Walker describes the Mechanics’ Institute Movement in chapter 2 and then explains the Scientific Education offered to 1850 and the Science and Technical Education provided to 1900 in chapters 3 and 4. Next, the following four chapters examine aspects of the Mechanics’ Institute Movement relevant to an appreciation of its work with and for the working classes: the issue of social class and the importance of membership, the central role of female membership of the Institutes, accommodation, and the use of the old and building of new structures and finally libraries, and the importance of reading. Specific references are then made in chapter 9 to three clusters of Mechanics’ Institutes in the northern part of Britain, covering the material presented in earlier chapters.
Then in the next to last chapter, there is a significant change in location. The focus is on areas to which the concept of Mechanics’ Institutes has been exported. The nations covered are the United States, Australia, Canada, and New Zealand. The final chapter notes the arguments that have been offered to support the claim that the Mechanics’ Institute Movement provided a major contribution to working-class education between 1824 and circa 1900. The writer argues that the contribution was made by the Institutes and their members to support further education for the working classes.
The decision to include the experiences of some other nations raises the question: Why? Certainly, those in the listed countries were involved as were their British relatives, in solving problems that could be the cause of making the provision of more useful knowledge and technical education a more difficult process. But the “state of the union” in these countries (or colonies) was different from that of the Mother Country. The United States was more advanced than Canada, Australia, or New Zealand but their colonists were “Brits” and they had carried the concept of the Mechanics’ Institute, and its library and lectures, with them and wanted it as a reminder of the Old Country. However, there was also a challenge to ensure it was going to work in their new home country. Much of the discussion in the early chapters on scientific education may have been meaningless to those in the colonies. Sydney and Melbourne Universities were not established and there was no technical education. British experiences may have been used to further the provision of technical education for the working classes in the United States and colonies mentioned. But as explained by Walker, responding to the special local problems in British towns and villages was a key factor that those in the colonies may have adapted to their own circumstances.

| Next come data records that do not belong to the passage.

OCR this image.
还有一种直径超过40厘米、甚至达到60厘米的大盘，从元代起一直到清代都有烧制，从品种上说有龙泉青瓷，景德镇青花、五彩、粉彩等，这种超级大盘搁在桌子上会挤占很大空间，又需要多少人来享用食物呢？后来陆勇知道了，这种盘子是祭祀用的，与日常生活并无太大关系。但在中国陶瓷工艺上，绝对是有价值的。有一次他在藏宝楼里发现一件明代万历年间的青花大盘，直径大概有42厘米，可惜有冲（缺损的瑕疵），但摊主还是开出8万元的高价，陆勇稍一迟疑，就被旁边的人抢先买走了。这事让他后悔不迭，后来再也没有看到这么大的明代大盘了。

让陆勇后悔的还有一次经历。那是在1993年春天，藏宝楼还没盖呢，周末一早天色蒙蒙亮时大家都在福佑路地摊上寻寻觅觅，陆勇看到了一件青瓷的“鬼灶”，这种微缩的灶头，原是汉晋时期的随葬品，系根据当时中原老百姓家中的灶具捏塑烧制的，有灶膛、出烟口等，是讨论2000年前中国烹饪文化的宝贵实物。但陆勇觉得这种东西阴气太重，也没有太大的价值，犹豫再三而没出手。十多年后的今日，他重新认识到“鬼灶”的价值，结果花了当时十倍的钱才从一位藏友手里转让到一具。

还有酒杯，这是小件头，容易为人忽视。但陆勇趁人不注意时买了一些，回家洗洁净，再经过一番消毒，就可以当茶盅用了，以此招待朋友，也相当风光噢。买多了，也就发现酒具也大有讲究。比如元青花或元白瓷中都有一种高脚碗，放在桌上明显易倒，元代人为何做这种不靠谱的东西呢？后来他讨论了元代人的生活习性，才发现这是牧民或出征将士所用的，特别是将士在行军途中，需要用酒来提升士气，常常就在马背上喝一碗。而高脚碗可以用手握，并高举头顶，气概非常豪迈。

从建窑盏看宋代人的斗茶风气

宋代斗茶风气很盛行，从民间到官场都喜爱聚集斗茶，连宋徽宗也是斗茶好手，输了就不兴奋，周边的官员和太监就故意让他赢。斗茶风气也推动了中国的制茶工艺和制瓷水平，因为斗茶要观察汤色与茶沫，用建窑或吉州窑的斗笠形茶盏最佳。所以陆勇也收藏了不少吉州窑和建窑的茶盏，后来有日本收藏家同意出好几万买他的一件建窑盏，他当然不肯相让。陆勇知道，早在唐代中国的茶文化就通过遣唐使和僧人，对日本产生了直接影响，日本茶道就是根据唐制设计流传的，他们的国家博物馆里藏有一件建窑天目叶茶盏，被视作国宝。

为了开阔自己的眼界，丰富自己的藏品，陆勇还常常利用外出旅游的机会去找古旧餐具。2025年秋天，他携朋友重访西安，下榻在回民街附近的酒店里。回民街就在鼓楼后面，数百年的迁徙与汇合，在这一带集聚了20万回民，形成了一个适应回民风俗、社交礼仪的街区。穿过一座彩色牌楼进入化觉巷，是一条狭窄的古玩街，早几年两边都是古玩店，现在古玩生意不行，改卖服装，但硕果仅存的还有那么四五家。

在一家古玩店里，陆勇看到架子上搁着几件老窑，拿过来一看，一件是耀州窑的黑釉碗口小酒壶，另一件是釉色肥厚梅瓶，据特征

The material presented by Walker of the context in which educational development was debated and organized in Britain provides clear evidence that there were contributions from many sources that assisted the slow development of further and/or technical education in the 19th century, especially for the working classes. The quality of Walker’s data and arguments suggests that the issue regarding the working classes and this further education provision has been settled. However, by spreading the coverage of the discussion of this expansion of further education for the working classes to other locations, Walker is offering a challenge to those of these other locations—the United States, Australia, Canada, and New Zealand—to resolve the question and/or issue of the degree to which the development of this important further education for men and women in the working classes was influenced by the sorts of programs and activities that were used with success by the British over the decades of the 19th century.
Walker is to the congratulated for providing a solution to the problem of how further education for the working classes was introduced in Britain during the century but in addition for posing a question as to the degree that similar, or different, methods were used to promote this further education for the working classes in these other locations. Reading Walker’s book may provide some interesting further research for those in the “other locations” mentioned in the book.